How many different colonies was the class able to isolate? Can any conclusions be drawn from the tests? What conditions could be changed to grow other types of microbes?
(Liquid media, different incubation conditions (temperature, time, pressure), different foods. If time is available, investigations can be performed to identify more microbes.)
Extensions and Reflections
A beautiful animated exploration of the human microbiome.

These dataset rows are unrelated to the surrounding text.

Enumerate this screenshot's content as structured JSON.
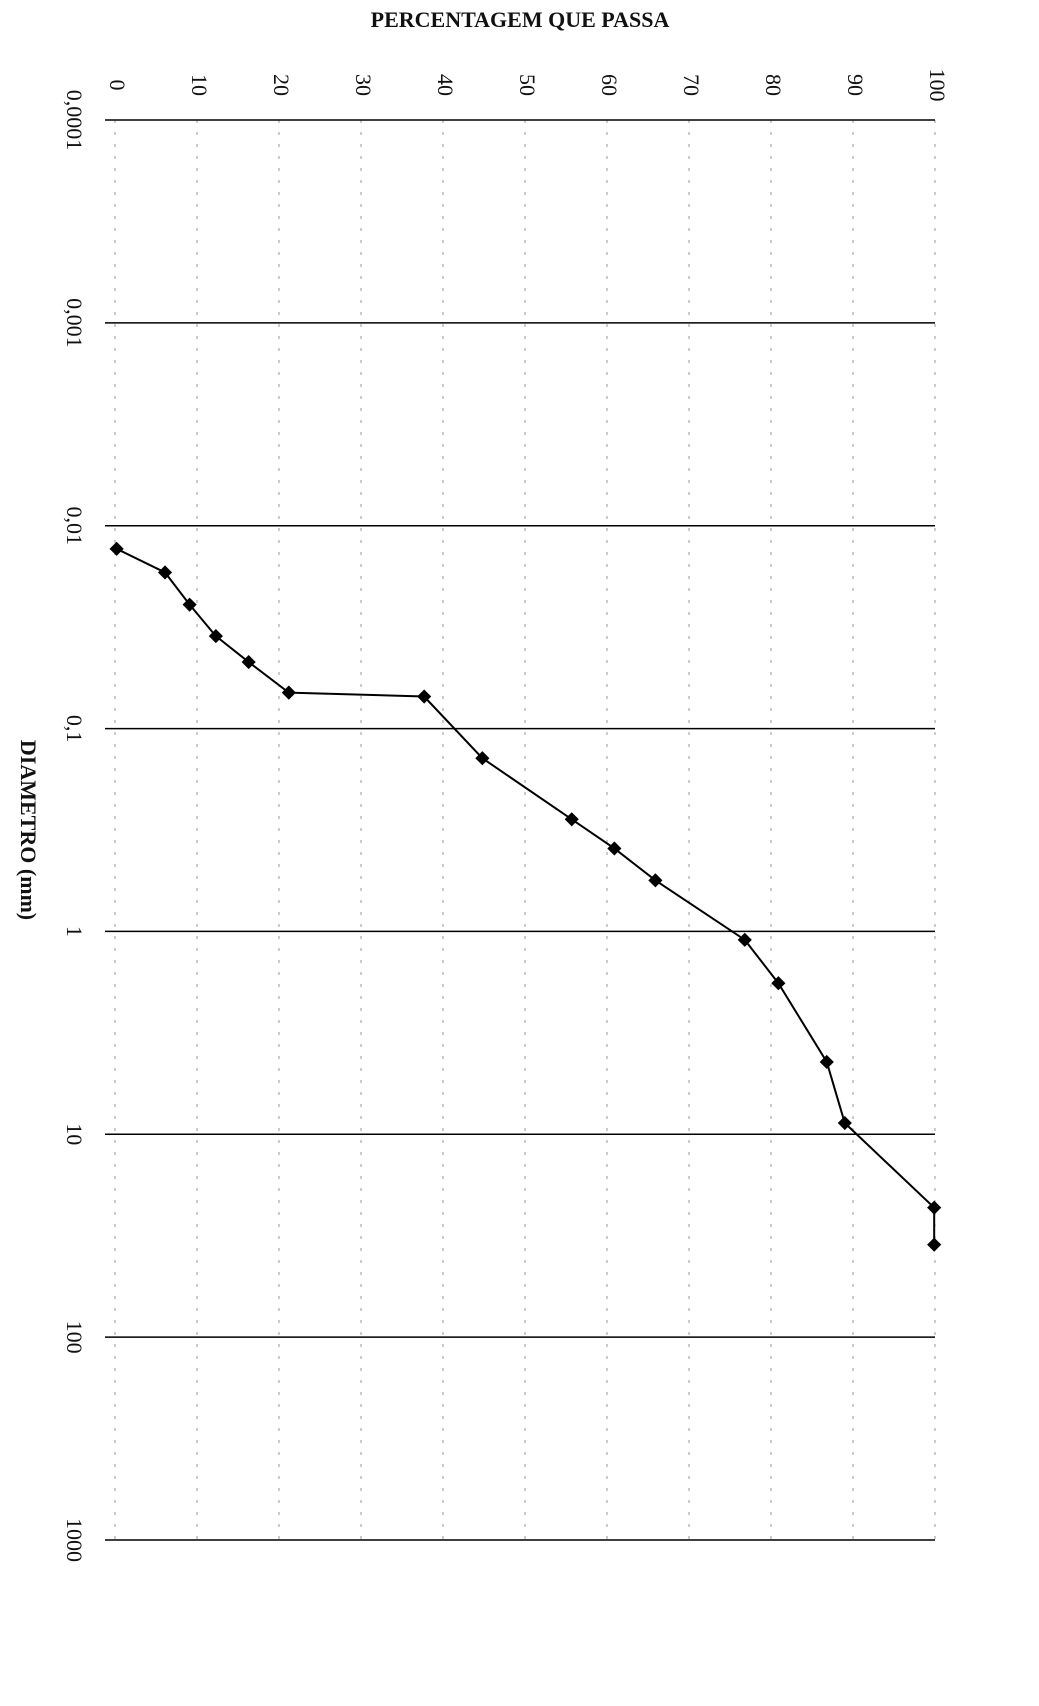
{
  "chart_data": {
    "type": "line",
    "title": "PERCENTAGEM QUE PASSA",
    "x_label": "DIAMETRO (mm)",
    "x_scale": "log",
    "x": [
      0.013,
      0.017,
      0.0245,
      0.035,
      0.047,
      0.0665,
      0.0695,
      0.14,
      0.28,
      0.39,
      0.56,
      1.1,
      1.8,
      4.4,
      8.8,
      23,
      35
    ],
    "values": [
      0.2,
      6.1,
      9.1,
      12.3,
      16.3,
      21.2,
      37.7,
      44.8,
      55.7,
      60.9,
      65.9,
      76.8,
      80.9,
      86.8,
      89.0,
      99.9,
      99.9
    ],
    "color": "#000000",
    "xlim": [
      0.0001,
      1000
    ],
    "xticks": [
      {
        "value": 0.0001,
        "label": "0,0001"
      },
      {
        "value": 0.001,
        "label": "0,001"
      },
      {
        "value": 0.01,
        "label": "0,01"
      },
      {
        "value": 0.1,
        "label": "0,1"
      },
      1,
      10,
      100,
      1000
    ],
    "ylim": [
      0,
      100
    ],
    "yticks": [
      0,
      10,
      20,
      30,
      40,
      50,
      60,
      70,
      80,
      90,
      100
    ],
    "grid": true
  }
}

The students particularly enjoyed the hands-on component of this lesson. It may be a good ideal to give the microbial diversity background and show the video (or assign watching the video as homework) before the hands-on work. With additional time the class could explore liquid vs. agar cultures and incubation conditions. One key bit of information that was left out of this lesson is that the majority of microorganisms are unculturable and therefore what is seen on petri dishes represents a small fraction of the bacteria in the natural environment. It would also be great to add a microscope component to this lesson. By using a microscope, students can see both individual bacteria in addition to the colonies of bacteria. Additionally they could earn that similar looking colonies may not represent the same type of bacteria. Another idea that an instructor can explore using this lesson plan would be for students to monitor the growth of their bacteria by looking for changes in colonies on their petri dishes over several days.